古斯的死法可能是最憋屈的。
召喚來的BOSS們一個個與他斷了聯繫,導致力量衰減,身體虛弱,藏在島嶼中其實沒人能發現。
李諾給他標記上的信號引來另一位邪教教主的窺視。
機械生命體們不要命般向他投擲炸彈。
馬爾傑遠距離【諾基亞的超電磁炮】一發入魂。
古斯到死為止都不知道發生了什麼,也不知道自己是怎麼死的。
這位君臨所有神官之上的大神官,黯淡落幕,算計了那麼多,最後甚至都沒有任何一個玩家刻意與他見個面。
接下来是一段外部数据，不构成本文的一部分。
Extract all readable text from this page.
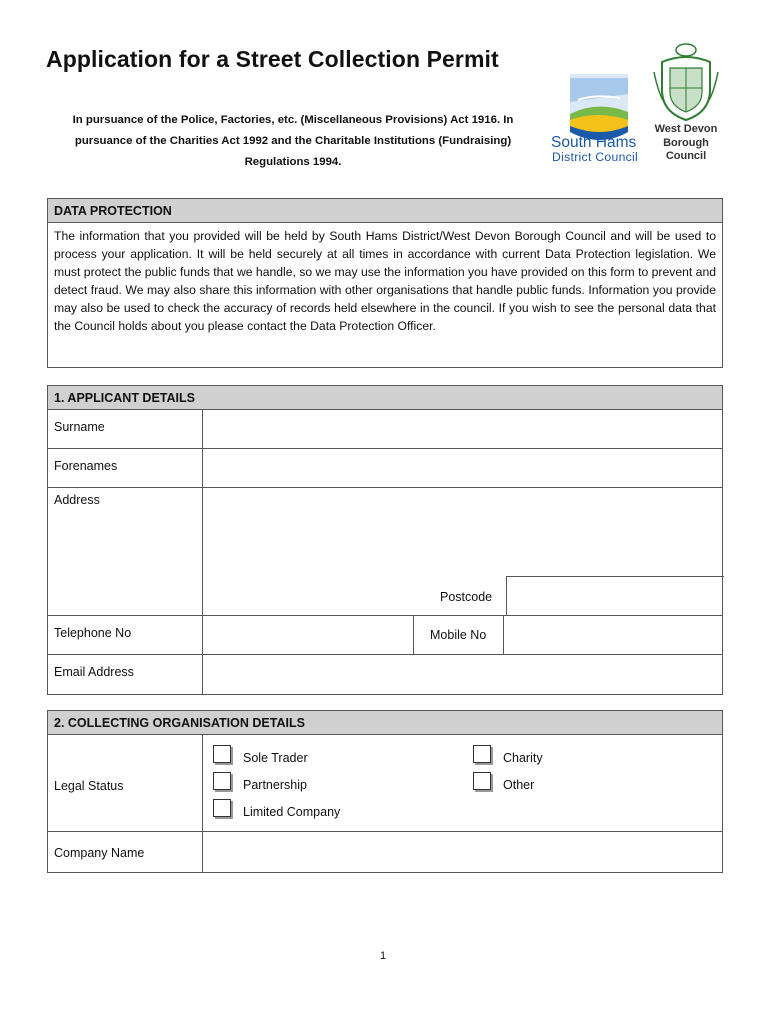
Application for a Street Collection Permit
In pursuance of the Police, Factories, etc. (Miscellaneous Provisions) Act 1916. In pursuance of the Charities Act 1992 and the Charitable Institutions (Fundraising) Regulations 1994.
South Hams
District Council
West Devon
Borough
Council
DATA PROTECTION
The information that you provided will be held by South Hams District/West Devon Borough Council and will be used to process your application. It will be held securely at all times in accordance with current Data Protection legislation. We must protect the public funds that we handle, so we may use the information you have provided on this form to prevent and detect fraud. We may also share this information with other organisations that handle public funds. Information you provide may also be used to check the accuracy of records held elsewhere in the council. If you wish to see the personal data that the Council holds about you please contact the Data Protection Officer.
1. APPLICANT DETAILS
Surname
Forenames
Address
Postcode
Telephone No	Mobile No
Email Address
2. COLLECTING ORGANISATION DETAILS
Legal Status
Sole Trader
Partnership
Limited Company
Charity
Other
Company Name
1
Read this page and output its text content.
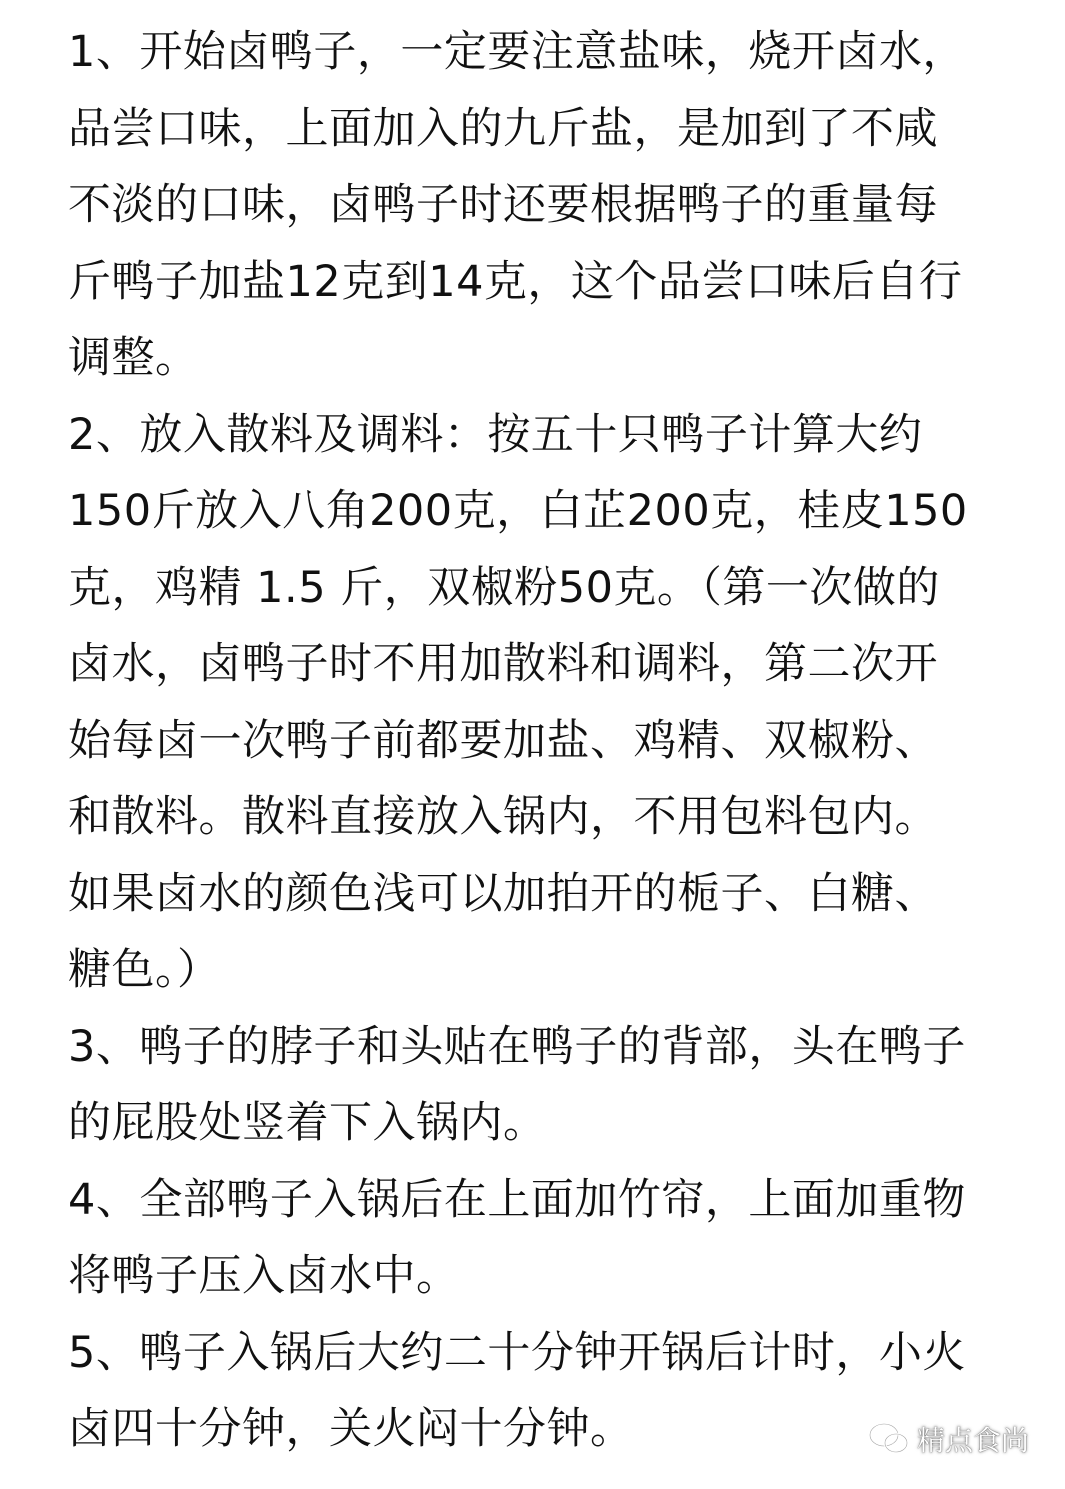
1、开始卤鸭子，一定要注意盐味，烧开卤水，
品尝口味，上面加入的九斤盐，是加到了不咸
不淡的口味，卤鸭子时还要根据鸭子的重量每
斤鸭子加盐12克到14克，这个品尝口味后自行
调整。
2、放入散料及调料：按五十只鸭子计算大约
150斤放入八角200克，白芷200克，桂皮150
克，鸡精 1.5 斤，双椒粉50克。（第一次做的
卤水，卤鸭子时不用加散料和调料，第二次开
始每卤一次鸭子前都要加盐、鸡精、双椒粉、
和散料。散料直接放入锅内，不用包料包内。
如果卤水的颜色浅可以加拍开的栀子、白糖、
糖色。）
3、鸭子的脖子和头贴在鸭子的背部，头在鸭子
的屁股处竖着下入锅内。
4、全部鸭子入锅后在上面加竹帘，上面加重物
将鸭子压入卤水中。
5、鸭子入锅后大约二十分钟开锅后计时，小火
卤四十分钟，关火闷十分钟。	精点食尚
島嶼中央破碎的大坑裡,機械生命體扒出了古斯染血的衣衫。
從裡面抖出來他的碎肉,以及一個【仿身淚滴】的碎片。
馬爾傑坐在車頂,讓機械生命體們離開此處,任務結束了。
一條明站出車頭,不可思議的望著眼前一幕。
風吹起她的發簾。
少女心裡莫名的踏實了。
「結束了吧?」
「哼」
馬爾傑沒說什麼,盤腿坐著,雙手向後撐住傾瀉後仰的身子,抬頭看天。
【擊殺神官古斯,獲取積分1】
「我說,結束了吧?」
一條明躥到車頂。
馬爾傑掃了眼少女,露出玫瑰花般的少女漫笑容。
「嗯,結束了。」
一條明高興的點頭。
「很好~能回家了。」
少女輕描淡寫的「回家」讓馬爾傑眼神一晃,他已經沒家了,就算有,也得到二十年後再說。
【結算】
【「古斯」的寶箱】
伴隨著系統提示【戰鬥之間】已經結束。
茶白撩開被風吹過的發簾。
她扭過頭,看向李諾和索倫。
「別打了。」
索倫正按著李諾的頭,兩人一起愣住。
因為茶白手裡握著一個白色遙控器。
「結束嗎?」
她問。
李諾「嗯」了一聲,看向索倫,【探秘者】走過去,摸了下那個遙控器,所有信息流入他腦中,匯集成數據,印在眼鏡片上,伴隨天上的陽光,反出一道光照在空氣里,浮動的面板告訴在場三人答案。
【亞空間壓縮爆彈,的遙控器】
【說明:「亞空間壓縮爆彈」,利用《伊蘇》世界雙子女神的時空與「愛意」製造的事物,時空可穿梭空間與時間,愛意可清理地獄的惡意】
李諾坐起身。
「你要不要給翻譯翻譯?」
索倫剛要張嘴,李諾又補了一句。
「大概兩秒到一分鐘左右隨機時間會被傳送回列車裡,所以麻煩儘快。」
索倫不搭理他,而是說起另一個故事。
「『空之迴廊』有兩個玩家,曾經在一個世界裡扮演了女神和冒險者的影子,女神用神力驅除了那裡的惡魔,冒險者用長劍和盾牌保護了女神的生命艾塔和皮蓬。」
雙子女神的力量克制黑暗的惡意。
所以艾塔與皮蓬能無視常暗降臨,能在詛咒的世界打開空間,也能製造拯救所有人的【亞空間壓縮爆彈】。
但爆彈的根源來自於馬爾傑那群教徒。
所以到底是誰幫了誰,誰都說不清楚,就當玩家幫了玩家吧,但又不再重要。
重要的是,玩家扮演的是什麼角色。
索倫旁敲側擊,道出的含義便是,每個能在「世界戰」里走過來的玩家,其實都在某個世界中留下過獨屬於自己的記號,改變過世界的記號。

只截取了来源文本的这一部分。